Pomerape is a stratovolcano lying on the border of northern Chile and Bolivia (Oruro Department, Sajama Province, Curahuara de Carangas Municipality). It is part of the Payachata complex of volcanoes, together with Parinacota Volcano to the south. The name "Payachata" means "twins" and refers to their appearance. It hosts glaciers down to elevations of 5300-5800 m, lower on the northern slope.

Pomerape is a complex of lava domes, accompanied by lava flows which were emplaced atop of the domes. It was active about 200,000 years ago. The lava domes formed first and were later buried by the actual volcanic cone, which unlike the rhyolitic-dacitic domes is formed by hornblende andesite. The "Chungará Andesites" and lava dome complex of Parinacota were laid down at this time. Pomerape is associated with an adventive vent that has erupted mafic magmas. The main cone was last active 106,000 +- 7,000 years ago, the adventive vent is dated to 205,000 ± 24,000 years ago.

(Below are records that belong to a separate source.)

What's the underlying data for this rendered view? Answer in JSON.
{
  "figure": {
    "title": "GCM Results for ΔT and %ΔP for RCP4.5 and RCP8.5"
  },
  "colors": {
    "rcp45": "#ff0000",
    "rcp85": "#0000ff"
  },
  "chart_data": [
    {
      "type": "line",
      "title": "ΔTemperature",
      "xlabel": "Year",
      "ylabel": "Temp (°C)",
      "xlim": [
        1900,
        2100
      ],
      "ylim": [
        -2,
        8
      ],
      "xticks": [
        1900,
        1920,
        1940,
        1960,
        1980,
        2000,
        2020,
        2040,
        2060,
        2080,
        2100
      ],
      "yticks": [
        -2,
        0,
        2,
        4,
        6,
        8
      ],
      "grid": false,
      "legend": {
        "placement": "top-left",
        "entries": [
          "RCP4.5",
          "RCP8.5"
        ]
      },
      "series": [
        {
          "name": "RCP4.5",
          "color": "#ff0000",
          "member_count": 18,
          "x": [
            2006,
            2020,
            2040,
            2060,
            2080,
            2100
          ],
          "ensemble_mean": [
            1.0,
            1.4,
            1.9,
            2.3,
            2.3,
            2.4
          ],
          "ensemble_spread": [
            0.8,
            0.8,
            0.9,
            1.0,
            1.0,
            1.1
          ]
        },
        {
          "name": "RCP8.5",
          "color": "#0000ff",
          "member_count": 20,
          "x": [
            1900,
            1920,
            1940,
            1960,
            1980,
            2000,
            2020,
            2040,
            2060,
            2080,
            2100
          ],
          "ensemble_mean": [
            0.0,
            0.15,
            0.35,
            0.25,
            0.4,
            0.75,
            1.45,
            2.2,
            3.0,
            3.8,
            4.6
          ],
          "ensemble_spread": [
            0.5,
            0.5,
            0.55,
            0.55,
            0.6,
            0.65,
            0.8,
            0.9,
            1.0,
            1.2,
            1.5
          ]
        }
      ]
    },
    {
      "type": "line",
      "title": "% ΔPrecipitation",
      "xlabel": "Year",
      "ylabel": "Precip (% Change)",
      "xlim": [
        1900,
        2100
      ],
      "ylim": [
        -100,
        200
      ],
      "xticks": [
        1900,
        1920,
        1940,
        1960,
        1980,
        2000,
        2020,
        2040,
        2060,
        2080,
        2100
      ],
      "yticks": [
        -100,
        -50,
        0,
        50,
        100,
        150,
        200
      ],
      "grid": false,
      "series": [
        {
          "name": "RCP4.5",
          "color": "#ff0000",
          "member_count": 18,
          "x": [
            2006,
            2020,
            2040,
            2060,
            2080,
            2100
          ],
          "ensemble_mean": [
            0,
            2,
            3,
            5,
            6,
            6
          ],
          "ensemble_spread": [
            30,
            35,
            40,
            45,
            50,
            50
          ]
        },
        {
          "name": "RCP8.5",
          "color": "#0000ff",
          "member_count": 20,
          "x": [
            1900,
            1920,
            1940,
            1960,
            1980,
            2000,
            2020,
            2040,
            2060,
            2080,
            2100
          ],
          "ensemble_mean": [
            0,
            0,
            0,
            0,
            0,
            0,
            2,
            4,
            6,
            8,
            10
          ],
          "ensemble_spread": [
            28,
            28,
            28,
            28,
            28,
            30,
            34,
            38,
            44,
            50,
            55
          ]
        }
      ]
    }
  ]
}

Climbing the volcano is alpine grade PD by the east ridge. Harder routes exist on the south face, sometimes on 50+ degree snow/rubble slope. For these routes a camp can be established at 5,300 m at the saddle between Parinacota and Pomerape. Depending on the season, the main difficulty can be penitentes (tall ice-blade needles), which make the ascent physically difficult or impossible.